The best reason for taking a harbour cruise is to see Toronto's skyline and waterfront from the water.
Even allowing for my suspicion of modern architecture, I feel Toronto has become a truly attractive city to live in and visit and the CN Tower is the best example of that.
The photo shows the venerable CN Tower still dwarfing all the new bank buildings and the sports arena, now called the Rogers Centre.
It used to be called the Skydome because its roof retracts for open-air play on good days and closes for those not-so-good days.
This is Hanlan Island, once the home of the Hanlan family of Ontario pioneers, one of whom, Ned Hanlan was a champion rower. It's said he got to be so good because he rowed over to Toronto and back each day to go to school.

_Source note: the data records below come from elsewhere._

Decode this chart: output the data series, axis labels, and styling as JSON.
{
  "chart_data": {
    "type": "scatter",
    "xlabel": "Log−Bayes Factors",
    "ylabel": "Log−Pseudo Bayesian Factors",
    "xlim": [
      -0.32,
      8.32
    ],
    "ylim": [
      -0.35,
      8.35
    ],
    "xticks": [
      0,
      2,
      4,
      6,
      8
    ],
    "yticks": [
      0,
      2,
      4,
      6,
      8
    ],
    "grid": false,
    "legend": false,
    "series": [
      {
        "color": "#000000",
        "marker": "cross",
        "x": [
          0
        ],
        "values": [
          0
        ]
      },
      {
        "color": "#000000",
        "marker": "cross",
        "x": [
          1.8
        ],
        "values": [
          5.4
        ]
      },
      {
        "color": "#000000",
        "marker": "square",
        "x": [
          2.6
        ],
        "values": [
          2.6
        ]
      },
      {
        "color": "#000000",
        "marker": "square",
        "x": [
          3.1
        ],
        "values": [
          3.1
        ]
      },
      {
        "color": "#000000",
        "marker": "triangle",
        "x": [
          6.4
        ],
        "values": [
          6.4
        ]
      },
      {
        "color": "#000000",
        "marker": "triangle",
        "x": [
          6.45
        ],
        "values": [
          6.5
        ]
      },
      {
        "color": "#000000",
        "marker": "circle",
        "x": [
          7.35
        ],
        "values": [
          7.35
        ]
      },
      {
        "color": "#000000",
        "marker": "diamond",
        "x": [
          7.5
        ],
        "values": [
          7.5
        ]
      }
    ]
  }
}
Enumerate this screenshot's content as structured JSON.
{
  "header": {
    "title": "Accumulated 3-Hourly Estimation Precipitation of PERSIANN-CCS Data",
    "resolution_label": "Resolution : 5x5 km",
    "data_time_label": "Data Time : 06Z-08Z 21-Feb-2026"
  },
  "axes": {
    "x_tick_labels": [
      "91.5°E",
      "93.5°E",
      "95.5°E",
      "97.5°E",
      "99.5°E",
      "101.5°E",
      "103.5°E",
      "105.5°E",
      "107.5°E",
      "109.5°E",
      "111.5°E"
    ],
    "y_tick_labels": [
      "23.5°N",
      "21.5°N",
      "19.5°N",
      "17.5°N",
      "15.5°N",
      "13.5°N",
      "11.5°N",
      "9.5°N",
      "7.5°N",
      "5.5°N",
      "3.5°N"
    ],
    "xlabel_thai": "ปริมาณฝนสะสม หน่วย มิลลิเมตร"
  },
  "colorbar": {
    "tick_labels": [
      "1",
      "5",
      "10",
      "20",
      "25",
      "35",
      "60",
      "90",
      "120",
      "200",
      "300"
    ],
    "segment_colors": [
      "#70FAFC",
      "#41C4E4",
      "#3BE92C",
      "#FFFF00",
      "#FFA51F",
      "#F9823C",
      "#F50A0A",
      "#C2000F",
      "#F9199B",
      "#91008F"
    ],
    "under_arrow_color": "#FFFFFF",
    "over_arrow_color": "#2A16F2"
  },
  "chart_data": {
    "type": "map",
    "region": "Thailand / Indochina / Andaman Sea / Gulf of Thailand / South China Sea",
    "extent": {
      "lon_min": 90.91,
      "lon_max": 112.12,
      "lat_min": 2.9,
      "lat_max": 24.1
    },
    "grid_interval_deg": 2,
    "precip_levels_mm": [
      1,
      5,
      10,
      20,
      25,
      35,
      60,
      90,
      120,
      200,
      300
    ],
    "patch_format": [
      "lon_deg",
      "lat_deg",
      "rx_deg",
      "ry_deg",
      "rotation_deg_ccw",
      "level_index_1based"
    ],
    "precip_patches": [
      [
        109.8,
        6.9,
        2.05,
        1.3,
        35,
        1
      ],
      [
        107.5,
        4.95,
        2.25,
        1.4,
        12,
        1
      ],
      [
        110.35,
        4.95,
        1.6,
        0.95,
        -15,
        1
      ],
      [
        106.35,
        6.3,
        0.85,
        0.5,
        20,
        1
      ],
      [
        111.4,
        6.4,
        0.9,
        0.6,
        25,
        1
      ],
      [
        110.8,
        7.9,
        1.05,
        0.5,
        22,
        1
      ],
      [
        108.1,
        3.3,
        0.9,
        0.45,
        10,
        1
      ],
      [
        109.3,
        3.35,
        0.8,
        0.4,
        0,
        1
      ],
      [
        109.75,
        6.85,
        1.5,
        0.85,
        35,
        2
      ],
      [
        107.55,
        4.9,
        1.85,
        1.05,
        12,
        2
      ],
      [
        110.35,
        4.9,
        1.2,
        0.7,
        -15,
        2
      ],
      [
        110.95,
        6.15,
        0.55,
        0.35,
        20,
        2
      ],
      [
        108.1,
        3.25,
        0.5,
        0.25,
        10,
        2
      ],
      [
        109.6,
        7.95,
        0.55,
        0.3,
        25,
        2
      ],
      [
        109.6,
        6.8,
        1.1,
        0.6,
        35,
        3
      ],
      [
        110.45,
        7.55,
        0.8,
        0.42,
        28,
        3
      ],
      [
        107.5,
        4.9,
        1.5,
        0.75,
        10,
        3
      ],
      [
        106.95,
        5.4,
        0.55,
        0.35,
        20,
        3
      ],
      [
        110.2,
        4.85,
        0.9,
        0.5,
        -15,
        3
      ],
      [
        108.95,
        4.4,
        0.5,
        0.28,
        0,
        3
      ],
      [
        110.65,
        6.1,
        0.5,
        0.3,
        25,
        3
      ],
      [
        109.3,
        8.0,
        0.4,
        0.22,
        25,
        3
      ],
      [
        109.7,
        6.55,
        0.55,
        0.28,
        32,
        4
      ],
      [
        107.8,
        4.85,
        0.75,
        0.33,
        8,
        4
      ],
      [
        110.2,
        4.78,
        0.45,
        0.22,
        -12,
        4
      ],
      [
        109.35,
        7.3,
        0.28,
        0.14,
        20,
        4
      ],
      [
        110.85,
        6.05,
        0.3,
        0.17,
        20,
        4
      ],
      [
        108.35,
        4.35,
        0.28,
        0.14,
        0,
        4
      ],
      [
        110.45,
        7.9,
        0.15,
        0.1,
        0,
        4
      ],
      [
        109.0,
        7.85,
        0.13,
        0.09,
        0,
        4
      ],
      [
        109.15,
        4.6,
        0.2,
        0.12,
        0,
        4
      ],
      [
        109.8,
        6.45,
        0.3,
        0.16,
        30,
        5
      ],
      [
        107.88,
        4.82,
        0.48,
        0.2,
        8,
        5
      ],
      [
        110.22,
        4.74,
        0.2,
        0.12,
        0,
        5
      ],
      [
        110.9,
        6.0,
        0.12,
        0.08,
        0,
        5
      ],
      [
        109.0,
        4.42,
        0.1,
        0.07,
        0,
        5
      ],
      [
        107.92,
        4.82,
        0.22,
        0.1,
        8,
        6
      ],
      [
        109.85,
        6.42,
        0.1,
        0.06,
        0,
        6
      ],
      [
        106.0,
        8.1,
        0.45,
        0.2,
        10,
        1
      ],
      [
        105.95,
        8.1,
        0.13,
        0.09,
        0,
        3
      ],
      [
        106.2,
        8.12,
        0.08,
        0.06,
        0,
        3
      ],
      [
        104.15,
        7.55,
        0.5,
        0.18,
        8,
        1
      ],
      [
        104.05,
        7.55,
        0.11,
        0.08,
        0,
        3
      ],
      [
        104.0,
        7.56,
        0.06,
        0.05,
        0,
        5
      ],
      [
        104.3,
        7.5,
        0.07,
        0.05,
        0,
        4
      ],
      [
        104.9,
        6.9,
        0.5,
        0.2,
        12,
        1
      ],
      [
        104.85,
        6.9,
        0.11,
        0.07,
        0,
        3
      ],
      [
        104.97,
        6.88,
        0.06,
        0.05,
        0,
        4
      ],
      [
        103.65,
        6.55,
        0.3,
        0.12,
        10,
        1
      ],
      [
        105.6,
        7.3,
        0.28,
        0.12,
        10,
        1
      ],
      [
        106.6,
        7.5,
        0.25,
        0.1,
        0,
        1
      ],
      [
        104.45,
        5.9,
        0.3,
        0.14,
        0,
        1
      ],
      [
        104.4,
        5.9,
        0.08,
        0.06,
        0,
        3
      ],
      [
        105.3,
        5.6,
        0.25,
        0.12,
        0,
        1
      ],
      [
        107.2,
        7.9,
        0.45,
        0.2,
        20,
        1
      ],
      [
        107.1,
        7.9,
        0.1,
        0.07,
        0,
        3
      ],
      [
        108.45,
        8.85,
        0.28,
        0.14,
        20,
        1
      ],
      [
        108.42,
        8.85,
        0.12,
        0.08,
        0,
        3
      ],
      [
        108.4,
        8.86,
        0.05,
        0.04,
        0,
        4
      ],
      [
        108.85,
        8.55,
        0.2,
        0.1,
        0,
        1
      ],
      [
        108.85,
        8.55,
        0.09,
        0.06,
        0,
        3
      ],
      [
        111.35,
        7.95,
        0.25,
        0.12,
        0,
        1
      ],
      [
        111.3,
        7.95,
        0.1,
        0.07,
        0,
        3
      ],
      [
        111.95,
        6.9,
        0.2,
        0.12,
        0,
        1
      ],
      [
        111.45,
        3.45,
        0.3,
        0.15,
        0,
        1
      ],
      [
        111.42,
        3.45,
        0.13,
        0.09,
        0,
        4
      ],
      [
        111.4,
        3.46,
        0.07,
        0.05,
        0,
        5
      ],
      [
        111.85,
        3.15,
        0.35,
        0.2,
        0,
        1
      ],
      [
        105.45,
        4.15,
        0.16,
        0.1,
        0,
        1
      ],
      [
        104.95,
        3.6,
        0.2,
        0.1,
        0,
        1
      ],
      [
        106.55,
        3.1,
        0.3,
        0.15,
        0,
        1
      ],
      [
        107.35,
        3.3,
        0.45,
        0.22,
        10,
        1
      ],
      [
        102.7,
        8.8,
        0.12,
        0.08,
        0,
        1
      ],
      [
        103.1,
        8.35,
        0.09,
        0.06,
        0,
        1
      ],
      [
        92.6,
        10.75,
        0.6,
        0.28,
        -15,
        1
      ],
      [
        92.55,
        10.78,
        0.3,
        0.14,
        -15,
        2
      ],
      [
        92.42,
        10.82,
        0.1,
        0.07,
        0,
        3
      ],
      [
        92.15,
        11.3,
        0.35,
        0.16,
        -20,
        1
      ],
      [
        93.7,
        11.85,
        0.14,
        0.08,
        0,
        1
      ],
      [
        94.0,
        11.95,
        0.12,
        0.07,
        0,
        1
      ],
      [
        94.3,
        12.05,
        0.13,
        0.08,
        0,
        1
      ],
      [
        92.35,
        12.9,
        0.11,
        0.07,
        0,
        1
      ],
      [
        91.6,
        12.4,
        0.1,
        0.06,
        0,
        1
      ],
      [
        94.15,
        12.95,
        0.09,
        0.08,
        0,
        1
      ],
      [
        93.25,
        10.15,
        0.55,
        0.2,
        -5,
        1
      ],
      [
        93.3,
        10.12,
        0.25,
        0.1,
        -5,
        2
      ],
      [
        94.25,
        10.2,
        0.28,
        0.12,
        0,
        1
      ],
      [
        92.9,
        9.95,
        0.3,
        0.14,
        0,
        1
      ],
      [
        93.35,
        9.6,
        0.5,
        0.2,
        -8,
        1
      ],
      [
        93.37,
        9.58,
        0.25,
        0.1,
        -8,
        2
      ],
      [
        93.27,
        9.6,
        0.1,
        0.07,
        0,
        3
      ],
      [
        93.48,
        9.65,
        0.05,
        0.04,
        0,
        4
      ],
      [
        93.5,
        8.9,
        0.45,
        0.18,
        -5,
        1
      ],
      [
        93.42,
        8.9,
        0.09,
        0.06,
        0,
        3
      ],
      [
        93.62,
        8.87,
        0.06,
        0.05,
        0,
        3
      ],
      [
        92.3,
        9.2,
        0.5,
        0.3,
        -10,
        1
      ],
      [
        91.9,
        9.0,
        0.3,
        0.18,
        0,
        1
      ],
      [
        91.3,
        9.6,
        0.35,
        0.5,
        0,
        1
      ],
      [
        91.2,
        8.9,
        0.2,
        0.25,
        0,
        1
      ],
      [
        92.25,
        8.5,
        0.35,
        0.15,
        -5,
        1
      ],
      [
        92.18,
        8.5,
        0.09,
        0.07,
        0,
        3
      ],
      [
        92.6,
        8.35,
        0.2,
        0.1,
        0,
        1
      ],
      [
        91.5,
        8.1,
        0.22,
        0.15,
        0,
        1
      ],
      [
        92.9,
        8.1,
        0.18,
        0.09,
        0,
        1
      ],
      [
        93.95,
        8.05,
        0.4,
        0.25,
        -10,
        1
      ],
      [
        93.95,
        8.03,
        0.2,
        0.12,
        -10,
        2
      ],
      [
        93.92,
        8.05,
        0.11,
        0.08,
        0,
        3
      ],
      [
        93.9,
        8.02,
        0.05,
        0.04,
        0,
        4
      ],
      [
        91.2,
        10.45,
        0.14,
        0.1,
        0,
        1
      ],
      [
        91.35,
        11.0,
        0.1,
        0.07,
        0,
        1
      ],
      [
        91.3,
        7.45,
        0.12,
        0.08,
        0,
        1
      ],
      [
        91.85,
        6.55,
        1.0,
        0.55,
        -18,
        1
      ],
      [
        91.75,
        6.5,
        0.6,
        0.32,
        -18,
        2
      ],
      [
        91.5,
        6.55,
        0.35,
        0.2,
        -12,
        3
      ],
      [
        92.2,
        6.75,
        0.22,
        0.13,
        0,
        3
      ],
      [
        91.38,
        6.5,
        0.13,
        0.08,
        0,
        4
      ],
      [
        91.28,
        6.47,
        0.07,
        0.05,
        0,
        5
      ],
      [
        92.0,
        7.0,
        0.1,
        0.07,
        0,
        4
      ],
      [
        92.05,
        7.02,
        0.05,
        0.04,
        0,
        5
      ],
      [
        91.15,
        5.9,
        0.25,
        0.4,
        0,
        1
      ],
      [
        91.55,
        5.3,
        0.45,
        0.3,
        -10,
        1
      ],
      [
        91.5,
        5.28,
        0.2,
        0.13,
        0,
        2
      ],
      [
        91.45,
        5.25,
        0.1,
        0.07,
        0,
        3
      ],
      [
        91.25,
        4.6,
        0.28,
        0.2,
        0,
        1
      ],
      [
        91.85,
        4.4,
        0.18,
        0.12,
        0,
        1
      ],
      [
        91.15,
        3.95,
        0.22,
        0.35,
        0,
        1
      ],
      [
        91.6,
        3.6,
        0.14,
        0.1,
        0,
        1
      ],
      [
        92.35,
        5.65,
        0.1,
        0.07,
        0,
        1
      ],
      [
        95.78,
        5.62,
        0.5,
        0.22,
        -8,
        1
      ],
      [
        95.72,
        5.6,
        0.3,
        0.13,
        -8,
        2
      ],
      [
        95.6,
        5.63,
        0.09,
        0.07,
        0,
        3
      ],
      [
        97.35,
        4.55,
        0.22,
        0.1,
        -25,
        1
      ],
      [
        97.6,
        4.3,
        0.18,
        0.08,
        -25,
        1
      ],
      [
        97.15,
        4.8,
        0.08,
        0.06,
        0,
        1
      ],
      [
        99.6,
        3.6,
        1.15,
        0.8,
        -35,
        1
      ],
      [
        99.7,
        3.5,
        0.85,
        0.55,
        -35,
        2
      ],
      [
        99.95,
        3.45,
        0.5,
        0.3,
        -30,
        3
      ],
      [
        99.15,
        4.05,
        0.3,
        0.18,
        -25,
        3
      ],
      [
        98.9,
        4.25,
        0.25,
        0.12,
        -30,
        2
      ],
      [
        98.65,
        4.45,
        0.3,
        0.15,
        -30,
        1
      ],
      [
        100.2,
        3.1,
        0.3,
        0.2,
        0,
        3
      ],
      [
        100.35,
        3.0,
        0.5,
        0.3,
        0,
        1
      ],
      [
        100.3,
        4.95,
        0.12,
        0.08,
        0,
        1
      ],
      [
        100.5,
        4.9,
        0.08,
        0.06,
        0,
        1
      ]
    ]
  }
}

Today, Hanlan Island is more famous for the Toronto Island airport and the 'clothing-optional' beach (in Canada we don't like to be too explicit about some things:) but in days gone by, before Hurricane Hazel flattened everything in 1954, this was a party island with sports arenas, dance halls, and taverns. Americans flocked here during the Prohibition-era to drink the demon alcohol, which they couldn't get at home.
As well as a sailing school (more below), Centre Island (the one on the right in the photo) also has beaches, boardwalks, cycle and walking trails, and a carnival park -- Centreville -- for smaller kids. Actually, I also prefer their rides to those of the big theme parks, such as Canada's Wonderland.
Many of the Toronto Harbour boat cruises drop off passengers at Centre Island and the passengers catch a later boat to complete the cruise. If you haven't another day to come back to the islands, this is a great stopover to make.
One of the neatest things about being on a Toronto harbour cruise is that the planes going in to the island airport skim right overhead, like this one. It makes you want to take off your hat, just in case the pilot misjudged his approach for landing.
The Toronto Islands are also home to a number of sailing schools.
There are a number of yacht clubs on the islands, some very exclusive and a marina for more regular boat owners. The yacht clubs have their own sailing schools but you have to be a member to sign up, which can be an expensive way to learn. However, there's a public sailing school on Centre Island where you can learn to sail without having to mortgage your house or your first-born.
If you have another day, take a ferry from the waterfront out to the islands and spend the day. The photo shows one of Toronto's vintage ferries, the Trillium (Ontario's Provincial flower), which is one of the earliest ferries and the last working steam-powered ferry in the fleet.
The Trillium is over 100 years old, having entered service in 1910.
You'll find the Toronto harbour cruise ticket offices down at the foot of Yonge Street and York Street, Pier 6 as shown in this photo. Cruises vary in price, schedule and itinerary so shop around. Here are links to some of the companies who run them, Harbour Cruises, Mariposa Cruises, and Boat Cruises.
Most start around C$25 for the shorter cruises and go up from there depending on the time and features, such as dinner cruises etc.